Benchmark studies along similar lines by several other groups (e.g. those of Helgaker[20], Bauschlicher[21], Dunning[22]) point in the same direction. Among those, Bauschlicher[21] was the first to suggest that the inclusion of scalar relativistic corrections may in fact be essential for accurate results on second-row molecules.

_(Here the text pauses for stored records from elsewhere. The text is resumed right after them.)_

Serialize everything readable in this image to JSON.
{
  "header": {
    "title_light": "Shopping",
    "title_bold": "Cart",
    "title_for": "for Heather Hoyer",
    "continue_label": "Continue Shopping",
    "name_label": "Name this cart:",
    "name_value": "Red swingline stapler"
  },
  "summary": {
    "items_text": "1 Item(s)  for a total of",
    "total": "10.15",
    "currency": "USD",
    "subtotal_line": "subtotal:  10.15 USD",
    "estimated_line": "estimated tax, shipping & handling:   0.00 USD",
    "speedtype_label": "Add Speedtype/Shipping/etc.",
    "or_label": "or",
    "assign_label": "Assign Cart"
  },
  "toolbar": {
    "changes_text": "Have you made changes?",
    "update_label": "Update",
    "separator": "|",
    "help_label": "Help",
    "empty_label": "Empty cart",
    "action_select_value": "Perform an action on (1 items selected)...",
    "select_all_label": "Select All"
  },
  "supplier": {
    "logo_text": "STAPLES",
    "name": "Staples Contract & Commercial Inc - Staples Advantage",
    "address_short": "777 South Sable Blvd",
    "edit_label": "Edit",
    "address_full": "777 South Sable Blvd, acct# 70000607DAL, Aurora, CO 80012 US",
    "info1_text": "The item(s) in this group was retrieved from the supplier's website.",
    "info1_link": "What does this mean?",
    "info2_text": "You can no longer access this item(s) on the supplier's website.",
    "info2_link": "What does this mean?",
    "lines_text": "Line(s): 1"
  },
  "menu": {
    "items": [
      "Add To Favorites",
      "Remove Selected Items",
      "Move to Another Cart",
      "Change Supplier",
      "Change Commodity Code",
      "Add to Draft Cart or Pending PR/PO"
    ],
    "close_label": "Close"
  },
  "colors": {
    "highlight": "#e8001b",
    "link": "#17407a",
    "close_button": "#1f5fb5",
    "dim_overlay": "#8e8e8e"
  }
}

High-accuracy results on second-row compounds can only be achieved in this manner -- as has been shown repeatedly[23,24,21] -- if high-exponent d and f functions are added to the basis set. As shown by one of us[23], these `inner shell polarization functions' address an SCF-level effect which bears little relationship to inner-shell correlation, and actually dwarfs the latter in importance (contributions as high as 10 kcal/mol having been reported[23,8]).

All these approaches carry a dual disadvantage: their extravagant computational cost and their reliance on the quantum chemical expertise of the operator.

The target of the present study was to develop computational procedures that meet the following requirements:

• they should have mean absolute errors on the order of 0.25 kcal/mol or less, and problem molecules (if any) should be readily identifiable;
• the method should be applicable to at least first-and second-row molecules;
• it should be robust enough to be applicable in a fairly `black-box' fashion by a nonspecialist;
• it should rely as little as possible (preferably not at all) on empirical parameters, empirical additivity corrections, or other `fudges' derived from experimental data;
• relatedly, it should explicitly include all the physical effects that are liable to affect molecular binding energies of first-and second-row compounds, rather than rely upon absorbing them in empirical parametrization;
• last but not least, it should be sufficiently cost-effective that a molecule the size of, e.g., benzene should be treatable on a workstation computer.

In the course of this work, we will present two schemes which we shall denote W1 and W2 (for Weizmann-1 and Weizmann-2) theories. W2 theory yields about 0.2 kcal/mol (or better) accuracy for first-and second-row molecules with up to four heavy atoms, and involves no empirical parameters. W1 theory is applicable to larger systems (we shall present benzene and trans-butadiene as examples), yet still yields a mean absolute error of about 0.30 kcal/mol and includes only a single, molecule-independent, empirical parameter which moreover is derived from calculated rather than experimental results.